As part of the program, the federal government provided California with $1.8 billion for job creation. Hearing of the allocation, Supervisor Scott Haggerty moved quickly, obtaining a lion's share of the funds for Alameda County, one of only eight in the state that bothered to register for the project. The Pleasanton Weekly Holiday Fund then partnered with the Tri-Valley Regional Initiative, a collaborative economic recovery initiative sponsored through the Tri-Valley Community Foundation, the Tri-Valley Business Council and Haggerty, raising the match for 2009 to 4-to-1. When the campaign closed in early January, the Weekly had raised a record-high $93,346 in direct contributions and matching funds totaling $373,386 to provide Wolf funds for the initiative she was launching.
The funds were designated for temporary assistance to needy families, including a strong employment development component. Wolf's job was to identify and evaluate the needs of families hardest hit by the economic downturn and help them directly with housing, job training, medical care and other basic necessities. Although the bulk of the direct contributions to the Holiday Fund and its 4-to-1 matches went to Wolf's program and the strict guidelines she had to follow, the Weekly reserved $50,000 to go to three of the Holiday Fund's local nonprofits, Axis Community Health, Open Heart Kitchen and Tri-Valley Haven, which met the criteria that they provide "wrap around" services for families as approved by the Tri-Valley Regional Initiative.
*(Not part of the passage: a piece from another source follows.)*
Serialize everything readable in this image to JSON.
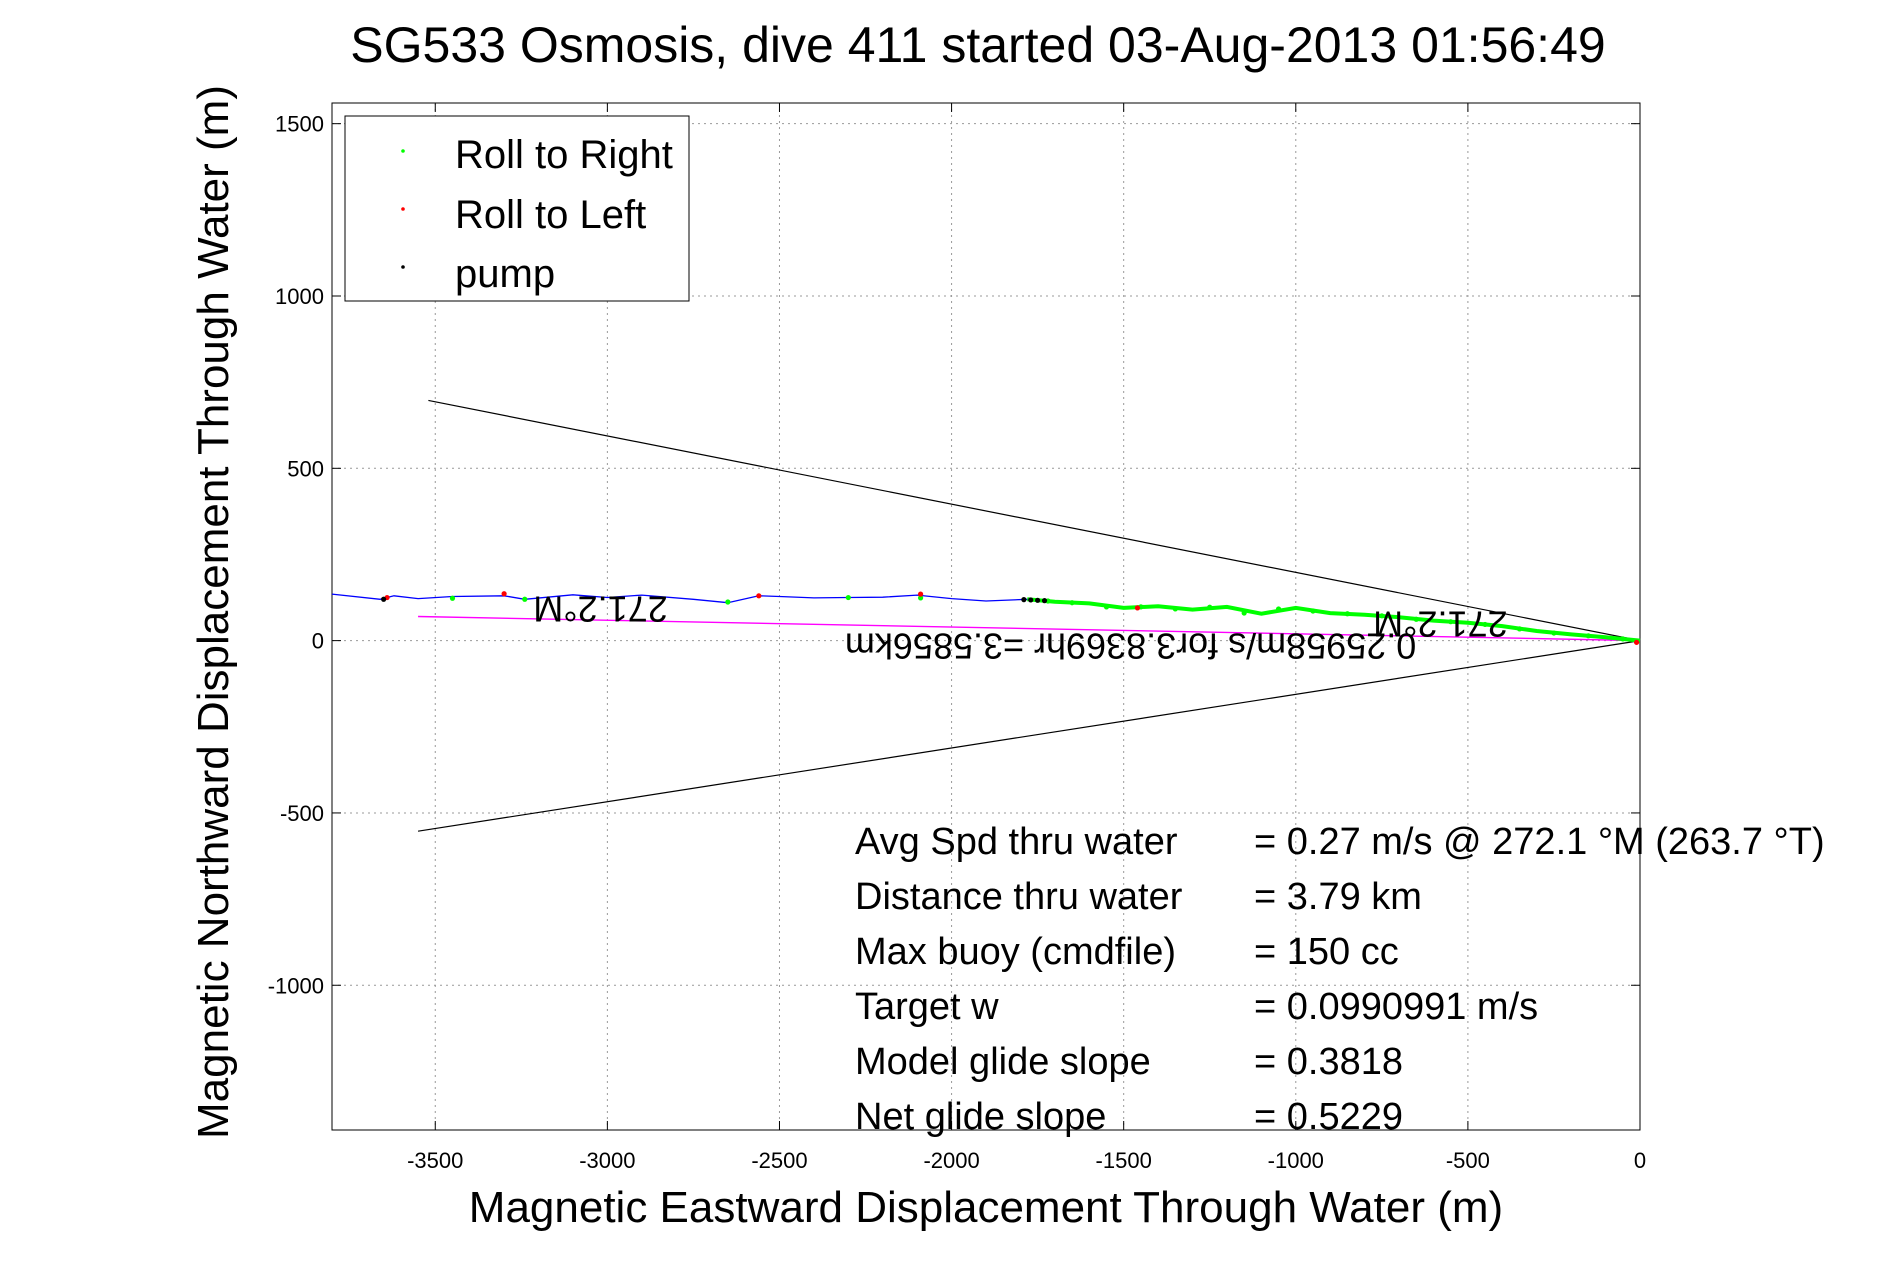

For Wolf, selecting those eligible was tough. Although at times there were more employers willing to participate than jobseekers, the restrictions limited the number she could approve. To qualify for the program, jobseekers had to be parents of a child under 18. They had to be eligible to work in the U.S., and their household income in the past month had to be below 200 percent of the federal poverty level (less than $3,675 a month for a family of four).
Wolf did more than job placement. She conducted training sessions at the Foundation's offices to prepare candidates for their interviews, helped them write specific resumes, and answered their questions by cell phone, often as the jobseeker was heading into his potential employer's human resources office. They also kept in touch as she fielded questions on specific problems her candidate was facing, and she worked with both that individual and the employer to develop full-time job opportunities for when the program and the 80 percent payroll subsidy ends on Sept. 30. With a success rate of nearly 100 percent, Wolf and the Community Foundation have several hundred new supporters to help in their fundraising efforts in the months ahead to meet ongoing needs in 2011.